Des exemples de synergies intercommunales : énergie, mobilités, adaptation au changement climatique
Lutter contre le mitage et promouvoir un urbanisme économe
L’un des défis majeurs de l’articulation urbanisme-énergie-climat est de lutter contre l’artificialisation des sols. Selon le Commissariat général au développement durable (CGDD), la France perd chaque année l’équivalent d’un département de terres agricoles au profit de l’étalement urbain (chiffres CGDD, 2022).
- La planification intercommunale (PLUi, SCOT) permet de densifier les centres urbains, évitant la periurbanisation coûteuse en infrastructures et énergivore.
- La gestion du foncier devient collective, avec un partage des équipements structurants (zones d’activités, écoles, transports, réseaux de chaleur).
- Des projets comme les « écoquartiers » intercommunaux illustrent une démarche intégrée (mobilité, habitat, espaces verts, énergie renouvelable).

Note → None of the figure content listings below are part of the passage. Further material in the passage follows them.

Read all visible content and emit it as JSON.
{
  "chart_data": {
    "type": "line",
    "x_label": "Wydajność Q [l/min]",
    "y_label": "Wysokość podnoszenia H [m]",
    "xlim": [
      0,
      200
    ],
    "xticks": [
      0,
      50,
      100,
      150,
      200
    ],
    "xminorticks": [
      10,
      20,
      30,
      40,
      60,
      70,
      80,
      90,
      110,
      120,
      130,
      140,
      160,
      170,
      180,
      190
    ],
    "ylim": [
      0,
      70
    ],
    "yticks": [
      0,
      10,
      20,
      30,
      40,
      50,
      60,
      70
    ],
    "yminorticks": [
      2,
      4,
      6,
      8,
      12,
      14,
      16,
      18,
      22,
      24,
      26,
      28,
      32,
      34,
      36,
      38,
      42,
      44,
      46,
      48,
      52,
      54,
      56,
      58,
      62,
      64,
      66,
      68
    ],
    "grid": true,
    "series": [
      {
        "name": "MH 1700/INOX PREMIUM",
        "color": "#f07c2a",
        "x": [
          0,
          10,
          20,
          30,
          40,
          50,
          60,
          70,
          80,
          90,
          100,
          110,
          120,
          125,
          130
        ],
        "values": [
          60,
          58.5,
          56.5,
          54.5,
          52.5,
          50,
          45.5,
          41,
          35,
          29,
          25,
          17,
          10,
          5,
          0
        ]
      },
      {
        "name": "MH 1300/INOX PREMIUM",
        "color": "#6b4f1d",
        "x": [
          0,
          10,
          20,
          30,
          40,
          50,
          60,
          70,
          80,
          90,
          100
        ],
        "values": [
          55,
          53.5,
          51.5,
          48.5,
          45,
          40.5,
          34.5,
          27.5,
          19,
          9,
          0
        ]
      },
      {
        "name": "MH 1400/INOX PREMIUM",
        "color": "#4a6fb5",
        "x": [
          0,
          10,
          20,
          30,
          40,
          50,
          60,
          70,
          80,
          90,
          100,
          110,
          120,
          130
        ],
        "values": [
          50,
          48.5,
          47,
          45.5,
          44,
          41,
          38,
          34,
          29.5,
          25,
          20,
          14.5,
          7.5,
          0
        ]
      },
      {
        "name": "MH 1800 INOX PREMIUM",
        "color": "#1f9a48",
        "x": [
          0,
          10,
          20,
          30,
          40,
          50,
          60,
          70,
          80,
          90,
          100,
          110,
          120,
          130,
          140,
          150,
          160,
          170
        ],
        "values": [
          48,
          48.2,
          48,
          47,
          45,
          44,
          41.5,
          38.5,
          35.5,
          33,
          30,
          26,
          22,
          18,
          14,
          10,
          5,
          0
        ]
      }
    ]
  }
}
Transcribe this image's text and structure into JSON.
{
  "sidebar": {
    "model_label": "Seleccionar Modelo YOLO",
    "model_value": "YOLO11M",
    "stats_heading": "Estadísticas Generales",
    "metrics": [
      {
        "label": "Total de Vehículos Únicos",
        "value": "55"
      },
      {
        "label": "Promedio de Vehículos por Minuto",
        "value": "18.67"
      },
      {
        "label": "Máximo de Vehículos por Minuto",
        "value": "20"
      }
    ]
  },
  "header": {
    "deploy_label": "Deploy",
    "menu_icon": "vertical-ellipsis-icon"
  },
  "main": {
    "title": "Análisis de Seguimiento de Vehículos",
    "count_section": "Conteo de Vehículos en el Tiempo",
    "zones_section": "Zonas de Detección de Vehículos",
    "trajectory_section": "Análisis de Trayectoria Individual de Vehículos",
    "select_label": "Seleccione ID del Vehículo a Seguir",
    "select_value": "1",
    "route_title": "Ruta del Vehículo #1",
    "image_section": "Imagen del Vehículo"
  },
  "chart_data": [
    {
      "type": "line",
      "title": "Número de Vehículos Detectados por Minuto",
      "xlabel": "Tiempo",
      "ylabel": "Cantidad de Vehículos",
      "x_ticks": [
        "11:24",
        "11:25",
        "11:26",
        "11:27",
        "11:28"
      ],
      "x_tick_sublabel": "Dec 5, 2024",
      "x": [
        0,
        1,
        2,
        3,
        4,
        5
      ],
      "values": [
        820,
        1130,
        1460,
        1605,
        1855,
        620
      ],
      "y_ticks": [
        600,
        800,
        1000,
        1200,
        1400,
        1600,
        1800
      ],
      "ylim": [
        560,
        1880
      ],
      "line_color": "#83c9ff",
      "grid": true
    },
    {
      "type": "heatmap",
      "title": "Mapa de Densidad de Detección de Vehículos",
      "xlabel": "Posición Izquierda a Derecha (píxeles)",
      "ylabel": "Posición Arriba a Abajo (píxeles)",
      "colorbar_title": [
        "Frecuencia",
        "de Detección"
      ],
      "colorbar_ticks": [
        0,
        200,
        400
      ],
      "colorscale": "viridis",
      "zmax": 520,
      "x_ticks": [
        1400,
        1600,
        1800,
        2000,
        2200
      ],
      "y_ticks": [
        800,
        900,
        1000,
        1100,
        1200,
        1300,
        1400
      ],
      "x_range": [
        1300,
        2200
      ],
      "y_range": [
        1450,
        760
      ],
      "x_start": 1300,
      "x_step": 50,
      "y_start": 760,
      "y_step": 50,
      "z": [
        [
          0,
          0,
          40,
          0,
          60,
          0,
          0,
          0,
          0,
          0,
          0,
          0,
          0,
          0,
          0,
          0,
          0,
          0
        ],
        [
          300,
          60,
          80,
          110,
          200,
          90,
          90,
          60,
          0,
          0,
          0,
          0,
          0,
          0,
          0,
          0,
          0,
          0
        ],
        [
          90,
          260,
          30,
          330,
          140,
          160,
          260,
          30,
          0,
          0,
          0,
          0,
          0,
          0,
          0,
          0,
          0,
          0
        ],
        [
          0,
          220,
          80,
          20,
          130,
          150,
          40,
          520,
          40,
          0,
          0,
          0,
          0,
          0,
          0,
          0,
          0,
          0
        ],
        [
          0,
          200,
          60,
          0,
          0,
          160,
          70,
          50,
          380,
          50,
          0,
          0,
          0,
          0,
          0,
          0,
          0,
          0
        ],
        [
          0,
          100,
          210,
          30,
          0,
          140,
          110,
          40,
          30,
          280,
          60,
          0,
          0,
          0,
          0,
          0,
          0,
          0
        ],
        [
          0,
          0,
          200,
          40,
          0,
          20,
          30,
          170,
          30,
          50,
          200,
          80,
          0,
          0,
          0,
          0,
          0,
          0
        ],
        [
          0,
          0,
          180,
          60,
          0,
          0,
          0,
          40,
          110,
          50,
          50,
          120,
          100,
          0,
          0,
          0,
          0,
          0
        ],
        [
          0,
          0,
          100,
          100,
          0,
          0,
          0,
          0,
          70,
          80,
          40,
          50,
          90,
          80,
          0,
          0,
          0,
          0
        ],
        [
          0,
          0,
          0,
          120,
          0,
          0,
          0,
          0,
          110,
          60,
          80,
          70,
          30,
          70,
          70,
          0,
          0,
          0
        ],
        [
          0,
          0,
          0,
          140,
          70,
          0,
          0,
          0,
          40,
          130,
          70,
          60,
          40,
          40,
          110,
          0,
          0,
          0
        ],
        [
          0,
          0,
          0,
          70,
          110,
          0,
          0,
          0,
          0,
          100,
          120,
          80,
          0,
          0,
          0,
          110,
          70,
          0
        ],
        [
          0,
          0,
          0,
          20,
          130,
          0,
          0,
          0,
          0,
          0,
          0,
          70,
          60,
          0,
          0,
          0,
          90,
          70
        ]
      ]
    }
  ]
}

Réussir la transition énergétique à l’échelle intercommunale
La production d’énergies renouvelables ne se décrète pas à la parcelle. Installer des centrales photovoltaïques, développer la géothermie ou étendre le réseau de chaleur implique de fédérer les acteurs autour de projets multi-communaux. Par exemple :
- Le déploiement de toitures solaires sur le patrimoine public, mutualisé à l’échelle d’une agglomération, atteint des effets d’échelle inaccessibles à une commune isolée (ADEME).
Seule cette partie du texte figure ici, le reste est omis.